The other day I stopped by my neighbor’s apartment across the hall. It’s been a while since I stopped by because we haven’t crossed paths so much like before. Her husband passed away about 2 months ago, and she often now stays with her daughter. She is Russian and speaks very little English, and so conversations “in passing” are hard to sustain. But when I get time and I know she’s there, I go with my Google Translator on my phone. The other day that happened, and we were able to converse back and forth. She opened up her picture albums, and we went through everything. And afterwards I showed her some of my own on my phone. We spent an hour and a half talking and sharing pictures – through Google Translate! I was so glad to talk to her, and she’s going to help me plant a garden on the side of the house for some homegrown food. And she certainly could use the company for a while, living alone with the memories of her husband.
In John’s Gospel, when the first disciples start to follow Jesus, they ask him, “Where are you staying?” He says, “Come and see.” (Jn 1:38-39) It’s then that they leave behind their own reality and step into his world. Later on, those disciples are going to tell others that they’ve found the Messiah.

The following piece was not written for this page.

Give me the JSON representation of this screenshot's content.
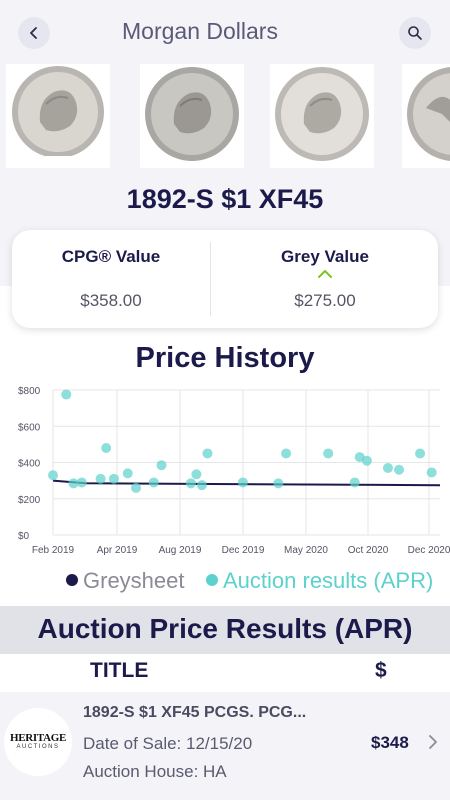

It’s because when they entered into his world, they found the solution to all their problems.
God hands us a life with many problems, and then has the guts to tell us to love our neighbor. It can seem like an extra assignment in life, a burden for us that is really only for the retired who have a lot of extra time or the heroes with superhuman energy. So we complain to God. OK, mostly in a passive way. We don’t tell God off or give Him an earful. We just blow it off, become resentful, and develop an anxiety, an anger, even a hatred for anytime anything having to do with the concept of “love your neighbor”. Shouldn’t others be able to take care of themselves? Don’t I have to take care of myself and my family first – and I have a lot to do there, I’m always behind at that. I worked for where I am now, they should too. Shouldn’t Americans take care of Americans first, we’ve got a lot of our own problems! Passive aggressive ways to tell God He’s being unreasonable and unfair.
But that is the reason why God sends His Son to attract us and invite us and lead us to put all of our own lives aside and follow him into the world of our neighbors. It’s because God has given us the problems and bad and unfair stuff of life for a good reason:
He’s put the solutions in our neighbors.
We are actually not created to be independents. The solutions are not inside of ourselves. It’s through our relationships with our neighbors that everything gets resolved.
And so when we are aware of our problems and busyness and responsibilities, the things that weigh on us in life, and then we hear God say, “Love your neighbor,” He’s not giving us extra work.
He’s giving us the solution to it all.
Because He’s placed the solutions in our neighbors.